Need help with a variation of the domino tiling problem

[Ading]

There are two questions I need some help with. They both involve a ‘honeycomb strip’ (which is just a hexagonal tessellation of two rows), ‘worker bees’ (which take up two hexagons), and larvae (which take up one hexagon).

How can we count the number of ways there are for worker bees and larvae to arrange themselves in an n-cell honeycomb strip? Explain.
Superstitious worker bees will only face up-right. How many ways are there for superstitious worker bees and larvae to arrange themselves in an n-cell honeycomb strip? Why?
There are two questions I need some help with. They both involve a ‘honeycomb strip’ (which is just a hexagonal tessellation of two rows), ‘worker bees’ (which take up two hexagons), and larvae (which take up one hexagon).

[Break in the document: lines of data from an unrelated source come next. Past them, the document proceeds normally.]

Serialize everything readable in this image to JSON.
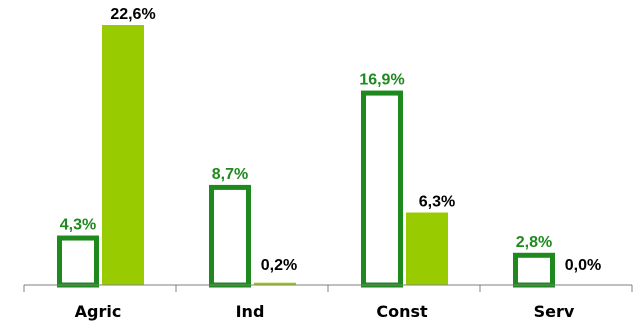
{
  "chart_data": {
    "type": "bar",
    "categories": [
      "Agric",
      "Ind",
      "Const",
      "Serv"
    ],
    "series": [
      {
        "values": [
          4.3,
          8.7,
          16.9,
          2.8
        ],
        "labels": [
          "4,3%",
          "8,7%",
          "16,9%",
          "2,8%"
        ],
        "color": "#1e8a1e",
        "label_color": "#1e8a1e",
        "style": "outline"
      },
      {
        "values": [
          22.6,
          0.2,
          6.3,
          0.0
        ],
        "labels": [
          "22,6%",
          "0,2%",
          "6,3%",
          "0,0%"
        ],
        "color": "#99cc00",
        "label_color": "#000000",
        "style": "filled"
      }
    ],
    "title": "",
    "xlabel": "",
    "ylabel": "",
    "ylim": [
      0,
      22.6
    ],
    "grid": false,
    "legend": "none"
  }
}
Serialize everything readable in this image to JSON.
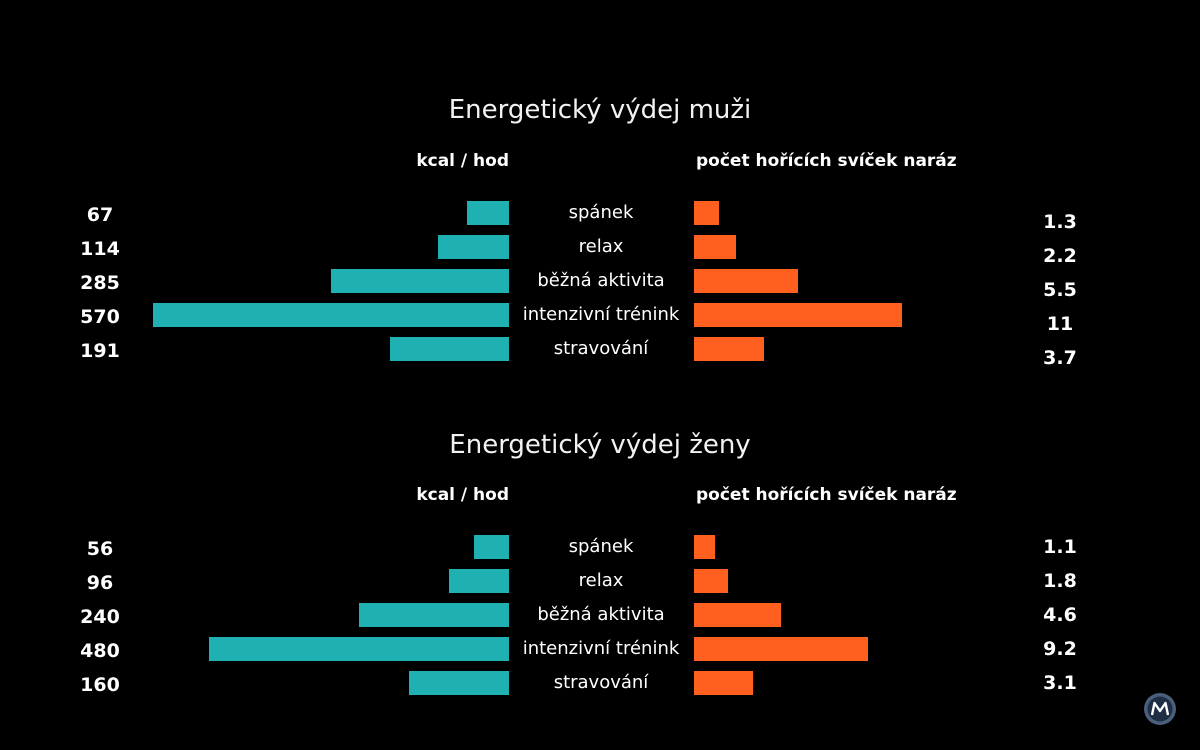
{
  "chart_data": [
    {
      "type": "bar",
      "title": "Energetický výdej muži",
      "left_header": "kcal / hod",
      "right_header": "počet hořících svíček naráz",
      "categories": [
        "spánek",
        "relax",
        "běžná aktivita",
        "intenzivní trénink",
        "stravování"
      ],
      "series": [
        {
          "name": "kcal / hod",
          "values": [
            67,
            114,
            285,
            570,
            191
          ],
          "labels": [
            "67",
            "114",
            "285",
            "570",
            "191"
          ],
          "color": "#1fb1b1"
        },
        {
          "name": "počet hořících svíček naráz",
          "values": [
            1.3,
            2.2,
            5.5,
            11,
            3.7
          ],
          "labels": [
            "1.3",
            "2.2",
            "5.5",
            "11",
            "3.7"
          ],
          "color": "#ff5f1f"
        }
      ]
    },
    {
      "type": "bar",
      "title": "Energetický výdej ženy",
      "left_header": "kcal / hod",
      "right_header": "počet hořících svíček naráz",
      "categories": [
        "spánek",
        "relax",
        "běžná aktivita",
        "intenzivní trénink",
        "stravování"
      ],
      "series": [
        {
          "name": "kcal / hod",
          "values": [
            56,
            96,
            240,
            480,
            160
          ],
          "labels": [
            "56",
            "96",
            "240",
            "480",
            "160"
          ],
          "color": "#1fb1b1"
        },
        {
          "name": "počet hořících svíček naráz",
          "values": [
            1.1,
            1.8,
            4.6,
            9.2,
            3.1
          ],
          "labels": [
            "1.1",
            "1.8",
            "4.6",
            "9.2",
            "3.1"
          ],
          "color": "#ff5f1f"
        }
      ]
    }
  ]
}
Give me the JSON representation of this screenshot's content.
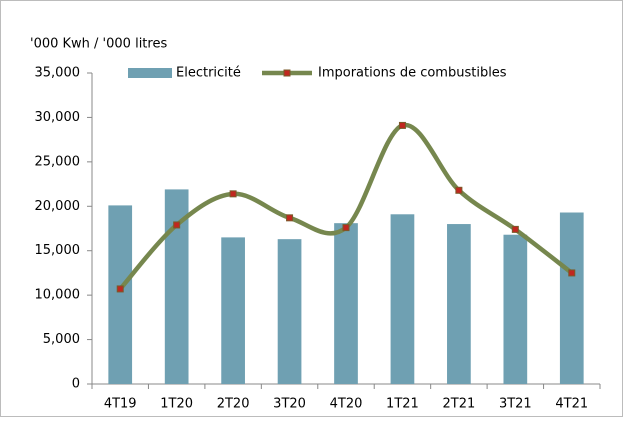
{
  "chart_data": {
    "type": "bar-line",
    "y_axis_label": "'000 Kwh / '000 litres",
    "categories": [
      "4T19",
      "1T20",
      "2T20",
      "3T20",
      "4T20",
      "1T21",
      "2T21",
      "3T21",
      "4T21"
    ],
    "series": [
      {
        "name": "Electricité",
        "type": "bar",
        "color": "#6fa0b2",
        "values": [
          20100,
          21900,
          16500,
          16300,
          18100,
          19100,
          18000,
          16800,
          19300
        ]
      },
      {
        "name": "Imporations de combustibles",
        "type": "line",
        "smooth": true,
        "color": "#76874e",
        "marker_color": "#c0271f",
        "values": [
          10700,
          17900,
          21400,
          18700,
          17600,
          29100,
          21800,
          17400,
          12500
        ]
      }
    ],
    "ylim": [
      0,
      35000
    ],
    "yticks": [
      0,
      {
        "value": 5000,
        "label": "5,000"
      },
      {
        "value": 10000,
        "label": "10,000"
      },
      {
        "value": 15000,
        "label": "15,000"
      },
      {
        "value": 20000,
        "label": "20,000"
      },
      {
        "value": 25000,
        "label": "25,000"
      },
      {
        "value": 30000,
        "label": "30,000"
      },
      {
        "value": 35000,
        "label": "35,000"
      }
    ],
    "grid": false,
    "legend": "top"
  }
}
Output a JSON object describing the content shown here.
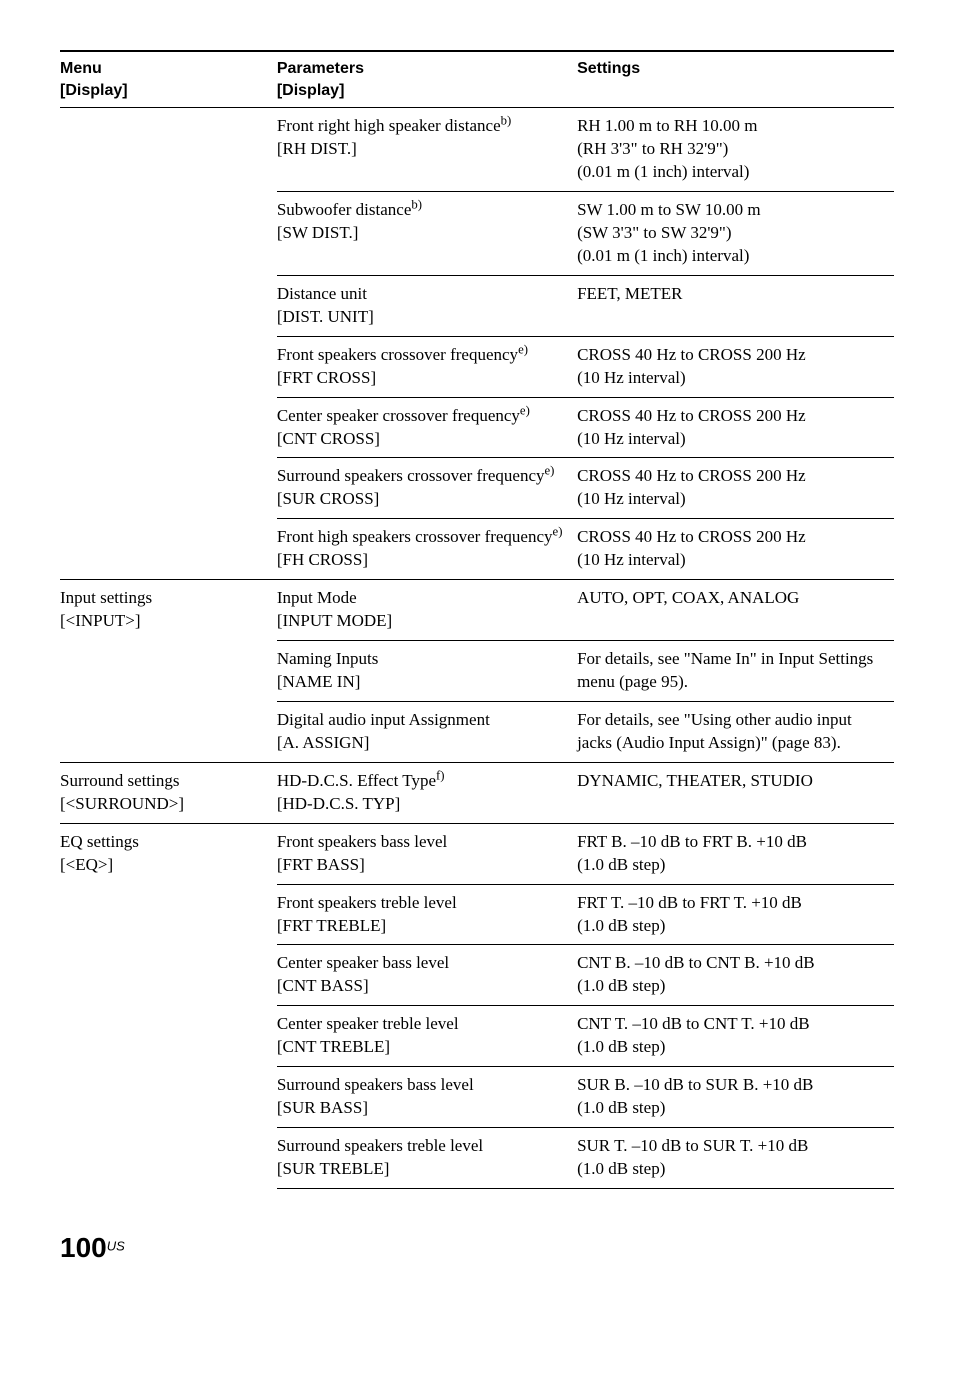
{
  "headers": {
    "menu_l1": "Menu",
    "menu_l2": "[Display]",
    "param_l1": "Parameters",
    "param_l2": "[Display]",
    "set_l1": "Settings"
  },
  "rows": [
    {
      "menu": "",
      "param_html": "Front right high speaker distance<span class='sup'>b)</span><br>[RH DIST.]",
      "set": "RH 1.00 m to RH 10.00 m\n(RH 3'3\" to RH 32'9\")\n(0.01 m (1 inch) interval)",
      "section_start": false
    },
    {
      "menu": "",
      "param_html": "Subwoofer distance<span class='sup'>b)</span><br>[SW DIST.]",
      "set": "SW 1.00 m to SW 10.00 m\n(SW 3'3\" to SW 32'9\")\n(0.01 m (1 inch) interval)",
      "section_start": false
    },
    {
      "menu": "",
      "param_html": "Distance unit<br>[DIST. UNIT]",
      "set": "FEET, METER",
      "section_start": false
    },
    {
      "menu": "",
      "param_html": "Front speakers crossover frequency<span class='sup'>e)</span><br>[FRT CROSS]",
      "set": "CROSS 40 Hz to CROSS 200 Hz\n(10 Hz interval)",
      "section_start": false
    },
    {
      "menu": "",
      "param_html": "Center speaker crossover frequency<span class='sup'>e)</span><br>[CNT CROSS]",
      "set": "CROSS 40 Hz to CROSS 200 Hz\n(10 Hz interval)",
      "section_start": false
    },
    {
      "menu": "",
      "param_html": "Surround speakers crossover frequency<span class='sup'>e)</span><br>[SUR CROSS]",
      "set": "CROSS 40 Hz to CROSS 200 Hz\n(10 Hz interval)",
      "section_start": false
    },
    {
      "menu": "",
      "param_html": "Front high speakers crossover frequency<span class='sup'>e)</span><br>[FH CROSS]",
      "set": "CROSS 40 Hz to CROSS 200 Hz\n(10 Hz interval)",
      "section_start": false
    },
    {
      "menu": "Input settings\n[<INPUT>]",
      "param_html": "Input Mode<br>[INPUT MODE]",
      "set": "AUTO, OPT, COAX, ANALOG",
      "section_start": true
    },
    {
      "menu": "",
      "param_html": "Naming Inputs<br>[NAME IN]",
      "set": "For details, see \"Name In\" in Input Settings menu (page 95).",
      "section_start": false
    },
    {
      "menu": "",
      "param_html": "Digital audio input Assignment<br>[A. ASSIGN]",
      "set": "For details, see \"Using other audio input jacks (Audio Input Assign)\" (page 83).",
      "section_start": false
    },
    {
      "menu": "Surround settings\n[<SURROUND>]",
      "param_html": "HD-D.C.S. Effect Type<span class='sup'>f)</span><br>[HD-D.C.S. TYP]",
      "set": "DYNAMIC, THEATER, STUDIO",
      "section_start": true
    },
    {
      "menu": "EQ settings\n[<EQ>]",
      "param_html": "Front speakers bass level<br>[FRT BASS]",
      "set": "FRT B. –10 dB to FRT B. +10 dB\n(1.0 dB step)",
      "section_start": true
    },
    {
      "menu": "",
      "param_html": "Front speakers treble level<br>[FRT TREBLE]",
      "set": "FRT T. –10 dB to FRT T. +10 dB\n(1.0 dB step)",
      "section_start": false
    },
    {
      "menu": "",
      "param_html": "Center speaker bass level<br>[CNT BASS]",
      "set": "CNT B. –10 dB to CNT B. +10 dB\n(1.0 dB step)",
      "section_start": false
    },
    {
      "menu": "",
      "param_html": "Center speaker treble level<br>[CNT TREBLE]",
      "set": "CNT T. –10 dB to CNT T. +10 dB\n(1.0 dB step)",
      "section_start": false
    },
    {
      "menu": "",
      "param_html": "Surround speakers bass level<br>[SUR BASS]",
      "set": "SUR B. –10 dB to SUR B. +10 dB\n(1.0 dB step)",
      "section_start": false
    },
    {
      "menu": "",
      "param_html": "Surround speakers treble level<br>[SUR TREBLE]",
      "set": "SUR T. –10 dB to SUR T. +10 dB\n(1.0 dB step)",
      "section_start": false
    }
  ],
  "page": {
    "num": "100",
    "region": "US"
  }
}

1. How can we count the number of ways there are for worker bees and larvae to arrange themselves in an n-cell honeycomb strip? Explain.
2. Superstitious worker bees will only face up-right. How many ways are there for superstitious worker bees and larvae to arrange themselves in an n-cell honeycomb strip? Why?
3. attached is a screenshot of the question for clarity
   
   

This kind of reminded me of that famous domino tiling problem, so it appears that we need to use induction. I tried to build to recurrences: when n = 2k (An) and when n = 2k+1 (Bn). And I got something like An = Bn-1 + An-1 + An-2 + Bn-2 , and Bn = An + Bn-1 + An-1 + Bn-2 , but apparently that’s not right

Thank you to any answers in advanced!

 

[Dr.Peterson]

This kind of reminded me of that famous domino tiling problem, so it appears that we need to use induction. I tried to build to recurrences: when n = 2k (An) and when n = 2k+1 (Bn). And I got something like An = Bn-1 + An-1 + An-2 + Bn-2 , and Bn = An + Bn-1 + An-1 + Bn-2 , but apparently that’s not right

If the domino problem you mention is the one whose answer is the Fibonacci sequence, that was my first thought, too.

When you say your answer is apparently not right, how did you determine that? I'd check by actually counting ways for small n (making a little table along with actual arrangements), and comparing to your formulas; that can also help in correcting a wrong answer (or even in making up a right answer from scratch). I'd much rather decide for myself that something is wrong, than just ask someone else.

Also, can you show your work in more detail? Explain why you wrote each term you did, and maybe in explaining it you'll see something you left out.